As well, each queen and Snow White have opposing yet equally enticing silhouettes: Ishioka used a round, circular, almost plump silhouette for her ladies, and Atwood has a leaner, angular and more pointed curve.
Both serve their films well, adding to the tone and spectacle.
For Atwood, the appeal came down to the sheer fun of being able to go so over the top. "Snow White and the Huntsman," she says, "was a feast of creativity to me. Amazing characters, extraordinary Queen, Snow White, the evil brother, two armies, three courts — I built more costumes for this movie than I ever have." But the designs had to do so much more than look startlingly dramatic, they had to hold up as well. "Hand-embroidered gold dresses that did action as well as being drug through an oil slick!" Atwood says.

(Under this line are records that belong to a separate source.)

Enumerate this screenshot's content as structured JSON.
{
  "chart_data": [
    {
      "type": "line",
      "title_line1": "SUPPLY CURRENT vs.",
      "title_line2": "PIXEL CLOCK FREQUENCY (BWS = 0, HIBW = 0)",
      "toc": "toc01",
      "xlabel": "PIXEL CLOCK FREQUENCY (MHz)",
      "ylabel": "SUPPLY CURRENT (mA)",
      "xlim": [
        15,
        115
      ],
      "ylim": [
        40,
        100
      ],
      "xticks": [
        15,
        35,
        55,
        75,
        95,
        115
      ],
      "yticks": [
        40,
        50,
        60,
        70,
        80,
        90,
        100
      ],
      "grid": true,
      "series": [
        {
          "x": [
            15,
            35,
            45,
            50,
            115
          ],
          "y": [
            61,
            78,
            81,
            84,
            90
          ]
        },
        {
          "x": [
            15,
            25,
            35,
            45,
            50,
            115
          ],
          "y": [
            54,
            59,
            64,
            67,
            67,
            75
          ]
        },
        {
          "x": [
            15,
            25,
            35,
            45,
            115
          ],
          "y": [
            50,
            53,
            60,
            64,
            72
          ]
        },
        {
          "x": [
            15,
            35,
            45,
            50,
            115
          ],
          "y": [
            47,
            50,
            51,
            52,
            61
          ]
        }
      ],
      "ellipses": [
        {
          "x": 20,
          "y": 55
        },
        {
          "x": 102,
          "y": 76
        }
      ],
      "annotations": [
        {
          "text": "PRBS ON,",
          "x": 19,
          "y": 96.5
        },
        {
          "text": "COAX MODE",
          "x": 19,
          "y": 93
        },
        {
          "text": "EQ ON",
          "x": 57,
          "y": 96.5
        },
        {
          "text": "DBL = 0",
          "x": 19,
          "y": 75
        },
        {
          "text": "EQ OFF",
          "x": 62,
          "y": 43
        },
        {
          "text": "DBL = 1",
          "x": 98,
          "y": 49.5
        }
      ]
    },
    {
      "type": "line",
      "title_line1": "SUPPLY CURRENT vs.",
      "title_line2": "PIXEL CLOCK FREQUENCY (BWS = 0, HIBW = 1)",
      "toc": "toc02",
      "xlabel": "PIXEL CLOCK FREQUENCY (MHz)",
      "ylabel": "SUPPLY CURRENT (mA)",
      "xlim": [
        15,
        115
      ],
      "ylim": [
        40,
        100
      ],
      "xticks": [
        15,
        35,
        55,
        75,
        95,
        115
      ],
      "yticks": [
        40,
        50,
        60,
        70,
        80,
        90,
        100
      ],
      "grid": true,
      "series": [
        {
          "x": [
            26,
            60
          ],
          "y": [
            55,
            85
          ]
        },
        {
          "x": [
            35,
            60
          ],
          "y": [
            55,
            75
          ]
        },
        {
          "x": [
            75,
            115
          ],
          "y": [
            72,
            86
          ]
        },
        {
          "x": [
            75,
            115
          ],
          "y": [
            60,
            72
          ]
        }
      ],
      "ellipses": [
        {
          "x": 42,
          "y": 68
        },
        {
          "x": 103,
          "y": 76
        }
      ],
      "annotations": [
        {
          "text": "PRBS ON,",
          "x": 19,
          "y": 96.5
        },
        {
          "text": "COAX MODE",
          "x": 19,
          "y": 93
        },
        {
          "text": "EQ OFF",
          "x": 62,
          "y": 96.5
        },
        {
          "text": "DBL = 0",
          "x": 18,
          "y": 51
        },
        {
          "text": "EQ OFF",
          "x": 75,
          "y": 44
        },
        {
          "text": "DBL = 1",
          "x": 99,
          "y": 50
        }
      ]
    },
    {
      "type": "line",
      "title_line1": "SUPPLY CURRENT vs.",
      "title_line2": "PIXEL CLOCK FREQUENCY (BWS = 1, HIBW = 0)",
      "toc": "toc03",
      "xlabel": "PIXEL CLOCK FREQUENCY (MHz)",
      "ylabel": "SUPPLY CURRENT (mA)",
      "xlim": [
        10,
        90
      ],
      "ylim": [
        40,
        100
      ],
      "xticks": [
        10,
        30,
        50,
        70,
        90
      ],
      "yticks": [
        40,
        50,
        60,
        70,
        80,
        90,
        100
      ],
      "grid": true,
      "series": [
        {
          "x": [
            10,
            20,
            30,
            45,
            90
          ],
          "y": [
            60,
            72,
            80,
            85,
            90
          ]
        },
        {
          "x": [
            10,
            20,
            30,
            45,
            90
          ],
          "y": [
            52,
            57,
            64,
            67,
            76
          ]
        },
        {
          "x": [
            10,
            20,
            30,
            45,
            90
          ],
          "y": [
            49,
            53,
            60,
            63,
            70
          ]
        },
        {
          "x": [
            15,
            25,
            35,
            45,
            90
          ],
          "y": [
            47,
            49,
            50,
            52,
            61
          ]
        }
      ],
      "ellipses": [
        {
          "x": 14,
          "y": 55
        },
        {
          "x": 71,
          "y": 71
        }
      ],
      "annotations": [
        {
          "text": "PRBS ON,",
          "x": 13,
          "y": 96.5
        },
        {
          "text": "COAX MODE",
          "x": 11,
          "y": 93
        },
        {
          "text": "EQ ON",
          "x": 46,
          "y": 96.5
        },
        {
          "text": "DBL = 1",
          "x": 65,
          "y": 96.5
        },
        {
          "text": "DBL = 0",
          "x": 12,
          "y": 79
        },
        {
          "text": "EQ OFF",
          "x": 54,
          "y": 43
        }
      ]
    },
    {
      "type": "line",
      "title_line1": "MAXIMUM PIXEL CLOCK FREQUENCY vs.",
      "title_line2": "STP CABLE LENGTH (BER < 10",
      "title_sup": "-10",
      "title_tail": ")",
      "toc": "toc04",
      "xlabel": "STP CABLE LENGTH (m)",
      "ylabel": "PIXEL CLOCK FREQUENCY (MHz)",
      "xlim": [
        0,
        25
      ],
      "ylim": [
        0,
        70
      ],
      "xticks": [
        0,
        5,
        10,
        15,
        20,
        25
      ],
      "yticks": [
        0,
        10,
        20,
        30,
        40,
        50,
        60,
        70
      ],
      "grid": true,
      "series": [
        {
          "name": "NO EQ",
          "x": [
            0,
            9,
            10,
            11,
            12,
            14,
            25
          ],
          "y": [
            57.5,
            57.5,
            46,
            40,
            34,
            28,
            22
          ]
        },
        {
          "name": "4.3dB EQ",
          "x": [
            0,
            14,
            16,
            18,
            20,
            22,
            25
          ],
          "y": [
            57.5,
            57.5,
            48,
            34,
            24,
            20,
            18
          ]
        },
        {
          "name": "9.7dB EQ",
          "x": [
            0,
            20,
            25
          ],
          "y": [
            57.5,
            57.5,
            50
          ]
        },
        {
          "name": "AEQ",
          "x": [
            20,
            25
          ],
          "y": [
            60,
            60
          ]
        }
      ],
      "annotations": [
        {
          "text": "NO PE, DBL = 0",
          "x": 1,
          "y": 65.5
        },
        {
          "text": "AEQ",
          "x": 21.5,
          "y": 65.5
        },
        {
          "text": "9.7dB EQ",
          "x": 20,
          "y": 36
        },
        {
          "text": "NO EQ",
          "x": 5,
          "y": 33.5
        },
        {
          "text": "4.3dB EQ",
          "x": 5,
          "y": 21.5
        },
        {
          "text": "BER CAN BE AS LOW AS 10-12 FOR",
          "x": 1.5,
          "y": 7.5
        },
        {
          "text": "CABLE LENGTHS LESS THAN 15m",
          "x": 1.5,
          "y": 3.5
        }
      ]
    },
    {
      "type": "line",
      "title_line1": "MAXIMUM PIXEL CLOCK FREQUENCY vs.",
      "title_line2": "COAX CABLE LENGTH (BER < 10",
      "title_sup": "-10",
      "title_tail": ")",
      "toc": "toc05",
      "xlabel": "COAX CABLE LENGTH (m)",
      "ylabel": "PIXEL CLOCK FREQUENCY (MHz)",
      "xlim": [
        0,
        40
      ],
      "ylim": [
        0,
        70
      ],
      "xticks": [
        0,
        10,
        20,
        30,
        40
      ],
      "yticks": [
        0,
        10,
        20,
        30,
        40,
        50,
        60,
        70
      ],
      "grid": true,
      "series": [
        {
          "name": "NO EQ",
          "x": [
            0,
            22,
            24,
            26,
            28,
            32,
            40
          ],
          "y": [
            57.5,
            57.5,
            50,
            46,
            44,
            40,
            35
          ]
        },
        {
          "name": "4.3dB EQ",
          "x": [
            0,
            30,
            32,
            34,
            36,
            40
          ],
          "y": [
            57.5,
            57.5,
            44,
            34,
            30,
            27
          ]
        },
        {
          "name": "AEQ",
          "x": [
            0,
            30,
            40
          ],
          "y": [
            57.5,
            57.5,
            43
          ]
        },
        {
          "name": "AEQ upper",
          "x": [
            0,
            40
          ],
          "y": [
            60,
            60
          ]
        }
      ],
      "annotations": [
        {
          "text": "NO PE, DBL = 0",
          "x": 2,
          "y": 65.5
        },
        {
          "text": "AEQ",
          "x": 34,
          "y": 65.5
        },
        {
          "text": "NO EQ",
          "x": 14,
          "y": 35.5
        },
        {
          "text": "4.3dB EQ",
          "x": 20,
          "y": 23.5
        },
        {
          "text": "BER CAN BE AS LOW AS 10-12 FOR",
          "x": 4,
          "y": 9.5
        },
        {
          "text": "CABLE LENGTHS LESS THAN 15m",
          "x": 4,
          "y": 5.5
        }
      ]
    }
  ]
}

There were 30 to 40 costume duplicates for both Stewart's Snow White and for Chris Hemsworth's Hunstman, she adds, since the costumes "went through all the elements."
Director Tarsem Singh, who worked with Ishioka on "Mirror Mirror" and other films, says the difference between a good costume designer and a great one so often comes down to out-of-the-box thinking. "And with Eiko, honestly, it was like she was from different planet," he says. "She was a person when you said to think out of the box, she never even knew what a box was."